うーん…コレは早く話しかけないと桃城くんが大変だな…。



『あのっ』

「ん?…お、早かったな!けど丁度良かったぜ!コイツ氷帝んとこ行くって暴れるから困ってたんだよ」

『そ、そうですか…あの、練習忙しいのに捕まえてもらってすみませんでした』

「良いんだってそんなの!早くどうにかしてくれよ」

『…や、でもどうにかって言われても…』

今の桃城くんは、相田さんの両腕を掴んで高く上げてぶら下げてる状態なので、どうにかと言われてもどうにも出来ないのである。

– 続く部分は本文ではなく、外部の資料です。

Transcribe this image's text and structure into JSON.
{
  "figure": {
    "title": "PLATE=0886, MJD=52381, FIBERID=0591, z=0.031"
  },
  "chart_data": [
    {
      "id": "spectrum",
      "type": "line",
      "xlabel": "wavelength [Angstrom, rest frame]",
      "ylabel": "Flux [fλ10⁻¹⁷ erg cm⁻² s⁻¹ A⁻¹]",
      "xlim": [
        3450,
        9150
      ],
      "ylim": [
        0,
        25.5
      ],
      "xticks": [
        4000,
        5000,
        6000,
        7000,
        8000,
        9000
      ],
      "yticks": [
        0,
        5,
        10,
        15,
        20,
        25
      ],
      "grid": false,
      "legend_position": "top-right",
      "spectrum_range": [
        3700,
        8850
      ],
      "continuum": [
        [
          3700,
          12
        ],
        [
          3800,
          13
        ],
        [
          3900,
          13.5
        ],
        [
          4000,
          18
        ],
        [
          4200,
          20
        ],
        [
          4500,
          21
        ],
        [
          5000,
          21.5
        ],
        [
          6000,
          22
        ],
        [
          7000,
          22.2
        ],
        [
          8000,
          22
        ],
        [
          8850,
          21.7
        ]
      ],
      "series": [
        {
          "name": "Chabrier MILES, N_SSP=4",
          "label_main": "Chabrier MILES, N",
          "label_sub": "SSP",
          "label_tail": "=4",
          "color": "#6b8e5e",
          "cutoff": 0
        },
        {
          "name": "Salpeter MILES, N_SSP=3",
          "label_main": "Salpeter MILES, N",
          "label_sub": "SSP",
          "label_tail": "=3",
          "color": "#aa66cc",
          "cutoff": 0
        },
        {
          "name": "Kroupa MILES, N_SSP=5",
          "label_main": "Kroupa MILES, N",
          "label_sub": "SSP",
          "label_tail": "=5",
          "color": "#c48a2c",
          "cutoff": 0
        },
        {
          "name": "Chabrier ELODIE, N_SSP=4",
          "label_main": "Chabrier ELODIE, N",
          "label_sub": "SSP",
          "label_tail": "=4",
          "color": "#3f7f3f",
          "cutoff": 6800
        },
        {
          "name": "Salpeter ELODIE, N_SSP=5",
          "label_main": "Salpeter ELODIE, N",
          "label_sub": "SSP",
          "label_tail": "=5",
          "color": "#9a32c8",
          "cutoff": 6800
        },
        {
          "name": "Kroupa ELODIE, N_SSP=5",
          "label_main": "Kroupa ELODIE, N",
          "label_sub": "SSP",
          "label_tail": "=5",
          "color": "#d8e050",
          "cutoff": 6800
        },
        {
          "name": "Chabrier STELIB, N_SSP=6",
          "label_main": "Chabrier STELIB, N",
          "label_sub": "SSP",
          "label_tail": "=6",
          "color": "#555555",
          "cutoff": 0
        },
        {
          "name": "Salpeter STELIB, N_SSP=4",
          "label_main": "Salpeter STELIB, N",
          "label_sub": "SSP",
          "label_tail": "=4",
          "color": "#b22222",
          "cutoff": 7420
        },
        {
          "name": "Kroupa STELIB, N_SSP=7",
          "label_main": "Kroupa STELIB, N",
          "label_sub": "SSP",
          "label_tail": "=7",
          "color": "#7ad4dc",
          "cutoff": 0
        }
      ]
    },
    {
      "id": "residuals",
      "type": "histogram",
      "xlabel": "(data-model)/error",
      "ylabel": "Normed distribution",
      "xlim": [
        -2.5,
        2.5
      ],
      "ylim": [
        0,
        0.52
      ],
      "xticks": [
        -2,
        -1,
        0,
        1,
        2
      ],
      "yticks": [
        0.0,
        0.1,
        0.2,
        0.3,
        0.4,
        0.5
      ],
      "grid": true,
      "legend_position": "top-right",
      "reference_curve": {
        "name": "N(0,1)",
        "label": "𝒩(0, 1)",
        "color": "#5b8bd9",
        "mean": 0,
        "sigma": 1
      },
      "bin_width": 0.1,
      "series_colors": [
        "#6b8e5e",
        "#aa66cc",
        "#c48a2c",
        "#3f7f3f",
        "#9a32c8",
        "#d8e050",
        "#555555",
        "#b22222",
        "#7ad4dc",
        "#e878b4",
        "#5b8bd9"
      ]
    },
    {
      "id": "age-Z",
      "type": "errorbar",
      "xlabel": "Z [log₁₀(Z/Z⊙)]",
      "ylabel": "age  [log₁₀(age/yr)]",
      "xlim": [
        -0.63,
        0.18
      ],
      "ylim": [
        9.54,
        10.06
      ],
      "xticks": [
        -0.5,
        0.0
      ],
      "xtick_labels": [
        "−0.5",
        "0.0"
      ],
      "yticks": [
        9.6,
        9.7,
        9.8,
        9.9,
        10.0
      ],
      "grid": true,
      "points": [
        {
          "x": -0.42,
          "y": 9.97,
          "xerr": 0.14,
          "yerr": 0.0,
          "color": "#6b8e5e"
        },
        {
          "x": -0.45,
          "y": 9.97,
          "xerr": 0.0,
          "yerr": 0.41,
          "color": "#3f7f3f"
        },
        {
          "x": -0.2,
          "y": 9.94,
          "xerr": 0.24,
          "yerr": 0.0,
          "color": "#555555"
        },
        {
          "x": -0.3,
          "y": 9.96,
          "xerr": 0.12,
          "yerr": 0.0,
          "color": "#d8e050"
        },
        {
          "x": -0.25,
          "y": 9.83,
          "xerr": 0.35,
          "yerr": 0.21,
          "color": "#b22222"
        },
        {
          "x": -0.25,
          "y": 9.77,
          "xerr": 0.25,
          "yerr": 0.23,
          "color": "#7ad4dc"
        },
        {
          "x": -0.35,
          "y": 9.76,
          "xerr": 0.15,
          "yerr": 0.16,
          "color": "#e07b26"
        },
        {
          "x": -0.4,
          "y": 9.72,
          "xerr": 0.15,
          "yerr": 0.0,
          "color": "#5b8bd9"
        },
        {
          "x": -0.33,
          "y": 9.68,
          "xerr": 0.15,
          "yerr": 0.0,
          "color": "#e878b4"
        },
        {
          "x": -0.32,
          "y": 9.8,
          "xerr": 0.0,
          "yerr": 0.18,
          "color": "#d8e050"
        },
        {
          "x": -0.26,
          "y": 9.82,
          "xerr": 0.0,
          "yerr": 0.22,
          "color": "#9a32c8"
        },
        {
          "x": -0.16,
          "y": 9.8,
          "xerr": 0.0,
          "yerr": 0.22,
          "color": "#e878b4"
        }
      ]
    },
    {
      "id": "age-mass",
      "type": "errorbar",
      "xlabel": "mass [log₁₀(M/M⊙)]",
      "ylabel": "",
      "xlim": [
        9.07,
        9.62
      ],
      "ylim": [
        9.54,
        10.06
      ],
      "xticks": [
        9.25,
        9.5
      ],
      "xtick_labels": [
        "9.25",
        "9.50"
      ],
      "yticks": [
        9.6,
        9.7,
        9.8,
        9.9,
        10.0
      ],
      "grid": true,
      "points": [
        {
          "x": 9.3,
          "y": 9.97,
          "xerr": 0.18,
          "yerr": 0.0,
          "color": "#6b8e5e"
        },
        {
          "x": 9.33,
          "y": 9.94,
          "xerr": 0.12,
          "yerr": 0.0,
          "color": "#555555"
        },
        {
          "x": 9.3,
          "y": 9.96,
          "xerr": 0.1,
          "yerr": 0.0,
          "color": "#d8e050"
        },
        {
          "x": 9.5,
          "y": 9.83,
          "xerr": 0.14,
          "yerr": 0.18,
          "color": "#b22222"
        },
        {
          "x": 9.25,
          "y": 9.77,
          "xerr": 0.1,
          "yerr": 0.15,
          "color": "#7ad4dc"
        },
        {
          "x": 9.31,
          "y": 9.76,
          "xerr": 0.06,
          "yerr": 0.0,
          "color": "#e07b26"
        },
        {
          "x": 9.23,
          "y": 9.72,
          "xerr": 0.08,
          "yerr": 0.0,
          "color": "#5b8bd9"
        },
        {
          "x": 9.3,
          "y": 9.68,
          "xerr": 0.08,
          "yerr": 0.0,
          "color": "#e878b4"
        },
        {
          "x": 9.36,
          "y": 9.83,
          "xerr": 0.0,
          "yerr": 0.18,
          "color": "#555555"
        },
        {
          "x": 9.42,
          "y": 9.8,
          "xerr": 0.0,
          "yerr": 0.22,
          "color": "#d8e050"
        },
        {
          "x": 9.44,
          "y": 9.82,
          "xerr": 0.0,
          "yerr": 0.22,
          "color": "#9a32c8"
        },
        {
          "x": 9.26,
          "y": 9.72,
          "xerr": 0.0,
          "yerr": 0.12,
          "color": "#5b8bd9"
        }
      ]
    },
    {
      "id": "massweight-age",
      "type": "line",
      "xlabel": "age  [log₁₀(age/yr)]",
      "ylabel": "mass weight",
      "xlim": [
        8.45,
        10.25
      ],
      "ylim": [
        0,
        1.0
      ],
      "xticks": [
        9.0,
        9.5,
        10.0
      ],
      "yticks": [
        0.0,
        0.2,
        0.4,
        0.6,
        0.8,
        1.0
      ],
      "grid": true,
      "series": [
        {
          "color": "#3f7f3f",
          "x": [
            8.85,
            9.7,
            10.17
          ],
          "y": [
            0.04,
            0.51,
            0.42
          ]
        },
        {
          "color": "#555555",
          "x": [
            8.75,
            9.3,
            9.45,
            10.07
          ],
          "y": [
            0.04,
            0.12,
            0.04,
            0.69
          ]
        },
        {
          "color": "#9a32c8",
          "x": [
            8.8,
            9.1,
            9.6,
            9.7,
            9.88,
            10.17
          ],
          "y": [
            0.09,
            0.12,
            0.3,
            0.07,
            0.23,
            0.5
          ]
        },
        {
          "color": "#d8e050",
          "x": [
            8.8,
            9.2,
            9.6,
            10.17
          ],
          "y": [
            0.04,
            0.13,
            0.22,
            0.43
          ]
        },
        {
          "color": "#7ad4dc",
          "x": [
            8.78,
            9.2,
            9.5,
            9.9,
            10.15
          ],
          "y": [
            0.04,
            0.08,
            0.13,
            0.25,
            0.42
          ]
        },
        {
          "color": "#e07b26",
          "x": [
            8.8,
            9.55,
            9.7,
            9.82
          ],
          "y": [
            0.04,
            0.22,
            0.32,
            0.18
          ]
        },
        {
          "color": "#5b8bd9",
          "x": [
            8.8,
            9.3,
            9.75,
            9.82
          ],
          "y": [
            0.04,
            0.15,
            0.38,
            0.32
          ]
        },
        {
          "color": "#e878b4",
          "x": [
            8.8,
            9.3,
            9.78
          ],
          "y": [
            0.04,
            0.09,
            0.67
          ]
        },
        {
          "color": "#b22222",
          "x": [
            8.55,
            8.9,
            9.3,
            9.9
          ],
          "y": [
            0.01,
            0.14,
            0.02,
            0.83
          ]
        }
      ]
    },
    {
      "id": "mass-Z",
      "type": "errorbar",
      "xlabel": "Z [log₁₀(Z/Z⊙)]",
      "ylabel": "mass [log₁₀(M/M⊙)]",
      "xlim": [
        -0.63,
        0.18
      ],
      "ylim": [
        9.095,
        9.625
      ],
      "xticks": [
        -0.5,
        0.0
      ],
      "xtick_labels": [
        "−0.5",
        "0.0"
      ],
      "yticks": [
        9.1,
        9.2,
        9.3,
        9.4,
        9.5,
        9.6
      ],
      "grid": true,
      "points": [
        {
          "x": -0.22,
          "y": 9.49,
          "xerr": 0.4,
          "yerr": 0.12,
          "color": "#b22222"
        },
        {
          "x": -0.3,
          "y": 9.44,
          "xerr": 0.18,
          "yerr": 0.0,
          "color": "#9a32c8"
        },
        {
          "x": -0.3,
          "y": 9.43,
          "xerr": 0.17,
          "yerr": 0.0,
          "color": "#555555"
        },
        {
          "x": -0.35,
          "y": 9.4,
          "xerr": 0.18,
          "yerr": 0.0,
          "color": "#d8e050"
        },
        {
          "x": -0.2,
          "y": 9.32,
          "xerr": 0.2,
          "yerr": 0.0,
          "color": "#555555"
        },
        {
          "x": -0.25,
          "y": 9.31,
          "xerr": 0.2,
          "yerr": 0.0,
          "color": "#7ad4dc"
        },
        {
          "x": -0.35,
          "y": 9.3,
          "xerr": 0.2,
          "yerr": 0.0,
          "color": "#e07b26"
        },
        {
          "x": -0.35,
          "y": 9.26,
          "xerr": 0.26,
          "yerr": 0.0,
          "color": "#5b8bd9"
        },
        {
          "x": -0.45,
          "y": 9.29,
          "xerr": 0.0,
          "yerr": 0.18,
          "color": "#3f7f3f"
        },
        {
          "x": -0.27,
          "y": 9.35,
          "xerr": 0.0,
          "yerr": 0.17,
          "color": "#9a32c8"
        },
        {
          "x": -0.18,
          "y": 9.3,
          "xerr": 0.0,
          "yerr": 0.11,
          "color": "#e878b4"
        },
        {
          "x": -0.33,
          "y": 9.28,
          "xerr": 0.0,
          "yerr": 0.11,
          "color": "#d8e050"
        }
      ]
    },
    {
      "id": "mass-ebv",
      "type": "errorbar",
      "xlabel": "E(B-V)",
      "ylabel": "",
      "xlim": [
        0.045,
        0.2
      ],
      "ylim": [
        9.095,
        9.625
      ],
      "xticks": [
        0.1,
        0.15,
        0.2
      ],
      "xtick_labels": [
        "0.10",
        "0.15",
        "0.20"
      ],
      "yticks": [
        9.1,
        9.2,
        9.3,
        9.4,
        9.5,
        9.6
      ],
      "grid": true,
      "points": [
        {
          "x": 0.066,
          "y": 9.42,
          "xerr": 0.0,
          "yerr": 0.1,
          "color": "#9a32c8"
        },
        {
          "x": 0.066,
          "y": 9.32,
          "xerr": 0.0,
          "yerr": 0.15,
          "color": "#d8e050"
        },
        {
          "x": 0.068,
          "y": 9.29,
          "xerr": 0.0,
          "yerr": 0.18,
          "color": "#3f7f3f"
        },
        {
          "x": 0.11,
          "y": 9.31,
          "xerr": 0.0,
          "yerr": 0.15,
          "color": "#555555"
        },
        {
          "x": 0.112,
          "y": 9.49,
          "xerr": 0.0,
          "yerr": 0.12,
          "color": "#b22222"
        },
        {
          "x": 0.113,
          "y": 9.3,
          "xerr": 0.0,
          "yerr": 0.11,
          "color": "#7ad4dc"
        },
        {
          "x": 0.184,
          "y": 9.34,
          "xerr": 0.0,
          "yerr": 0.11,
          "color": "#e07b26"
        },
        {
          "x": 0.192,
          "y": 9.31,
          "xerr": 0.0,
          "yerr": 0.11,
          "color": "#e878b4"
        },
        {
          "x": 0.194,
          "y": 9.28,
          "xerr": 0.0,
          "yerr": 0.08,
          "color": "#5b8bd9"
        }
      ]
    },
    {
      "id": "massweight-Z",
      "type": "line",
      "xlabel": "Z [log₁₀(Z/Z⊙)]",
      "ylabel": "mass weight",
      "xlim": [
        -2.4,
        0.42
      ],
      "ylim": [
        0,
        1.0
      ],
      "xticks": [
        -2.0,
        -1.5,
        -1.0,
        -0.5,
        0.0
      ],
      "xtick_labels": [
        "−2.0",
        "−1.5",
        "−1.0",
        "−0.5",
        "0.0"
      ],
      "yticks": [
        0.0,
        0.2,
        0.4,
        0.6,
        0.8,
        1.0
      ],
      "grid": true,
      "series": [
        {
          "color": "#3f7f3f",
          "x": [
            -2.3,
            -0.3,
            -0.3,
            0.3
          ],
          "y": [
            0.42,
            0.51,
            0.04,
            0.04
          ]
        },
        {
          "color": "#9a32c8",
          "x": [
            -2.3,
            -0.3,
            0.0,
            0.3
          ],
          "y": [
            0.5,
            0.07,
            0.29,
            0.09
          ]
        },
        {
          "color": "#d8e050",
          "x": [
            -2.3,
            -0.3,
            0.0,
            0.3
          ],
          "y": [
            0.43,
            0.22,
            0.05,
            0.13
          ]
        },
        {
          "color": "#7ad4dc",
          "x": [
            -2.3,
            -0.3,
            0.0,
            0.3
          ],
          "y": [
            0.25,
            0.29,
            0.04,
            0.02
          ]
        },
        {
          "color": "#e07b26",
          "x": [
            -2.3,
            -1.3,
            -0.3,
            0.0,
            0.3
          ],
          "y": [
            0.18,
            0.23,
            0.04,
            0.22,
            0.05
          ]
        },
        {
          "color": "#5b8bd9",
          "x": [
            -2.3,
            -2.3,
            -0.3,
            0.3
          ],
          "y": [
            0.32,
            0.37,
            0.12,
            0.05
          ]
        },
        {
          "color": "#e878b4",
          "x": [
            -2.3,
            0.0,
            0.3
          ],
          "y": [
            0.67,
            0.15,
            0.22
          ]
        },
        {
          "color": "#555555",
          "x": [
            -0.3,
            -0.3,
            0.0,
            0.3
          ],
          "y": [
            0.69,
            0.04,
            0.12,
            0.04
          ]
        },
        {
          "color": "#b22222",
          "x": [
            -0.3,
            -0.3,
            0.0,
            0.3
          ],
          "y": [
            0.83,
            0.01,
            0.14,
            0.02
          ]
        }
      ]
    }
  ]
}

『どうしてそんな持ち方を……説明しづらくて仕方ないんですが』

「離してー!!」
「あーもーっ暴れんなよ…何だったらこのまま立海に持ってくか?」

『え、でも…それだと腕が疲れるし面倒んなんじゃ………あ』

「ん?どうした」



そうだ!さっきのアレをまたやってみよう。また引っかかるかわかんないけど、一か八かだ。



『相田さん』

「…っ…何か用ですか」



やっぱり私を鋭い目付きで睨む相田さん。
何がそんなに憎いのかしらないが、そんな目で睨む事ないよね。


『さ、さっき三強達がが早く相田さんに会いたいな〜…て言ってた気がするなぁ〜』

「三強って事は柳先輩もですか!?ハッ…でも先輩たち付き合ってたんじゃ…」

『そ、そうそう。なんか柳くんも会いたいって言ってたような言ってなかったような…そんな気もしなくは無いっていうか。だから行ってあ』

バッ

「うお!?」


「今すぐ戻ります!」



相田さんは桃城くんをすごい勢いで振り払って、猛ダッシュでコートを出ていった。



『げんきんだなぁ…(てゆーか私より馬鹿っぽい)。ごめんよ柳くん、今日は狙われてる日だから生け贄になってくれ』

「いってーっ!アイツ俺の腕を引っ掻いて行きやがった(怒)」

『本当すみません。あ、良かったらこの絆創膏使って下さい』

「お、おぉ。ありがとな」


良かった、予備の絆創膏ポケットに入れといて。



「そういえば名前聞いて無かったよな。あ、確か…前に見たとき大声で言ってた気がするけど忘れちまったなぁ」

『…あ、アレは名前だけじゃなくて、あの場面を全部記憶から抹消して欲しいんですけど…』

「でもアレ面白かったぜ!んじゃあ自己紹介な、俺は桃城武!」

『………小波………………晴乃です』

「何だその間。晴乃さんね。やっぱ俺敬語使った方が良いのか?」

『(何故に名前呼び…しかもさん付け)今更使われても逆に違和感が………もうなしでも良いです』

「だよな!俺アンタの事気に入ったぜ!仲良くしようなっ」

『え…気に入っ…?…はぁ』


なんか良くわからないウチに気に入られたな…意味がわからないや。


「晴乃さんも敬語やめろって」


ニコニコしながら背中をバンバン叩いてくる桃城くん。
無駄に力強いから痛いし…


『いや、まだそんな仲良くなったわけでもないし…いったっ…痛いんですけどっ!…てゆーか私も戻りますっイタッ…叩かないで!』

「あっはは!悪い悪いっ」

『…(絶対悪いと思ってないなこの人)』



まいっか。
とりあえず…相田さんも見つけたし、早く戻ってボール拾いの続きをしないと。
あ、戻り際になんですが…不二くんがバイバイと笑顔で手を振ってくれました。
不二くんって見るだけで癒されるなぁ…男子なのに。
ちょっとだけまた話したかったかも。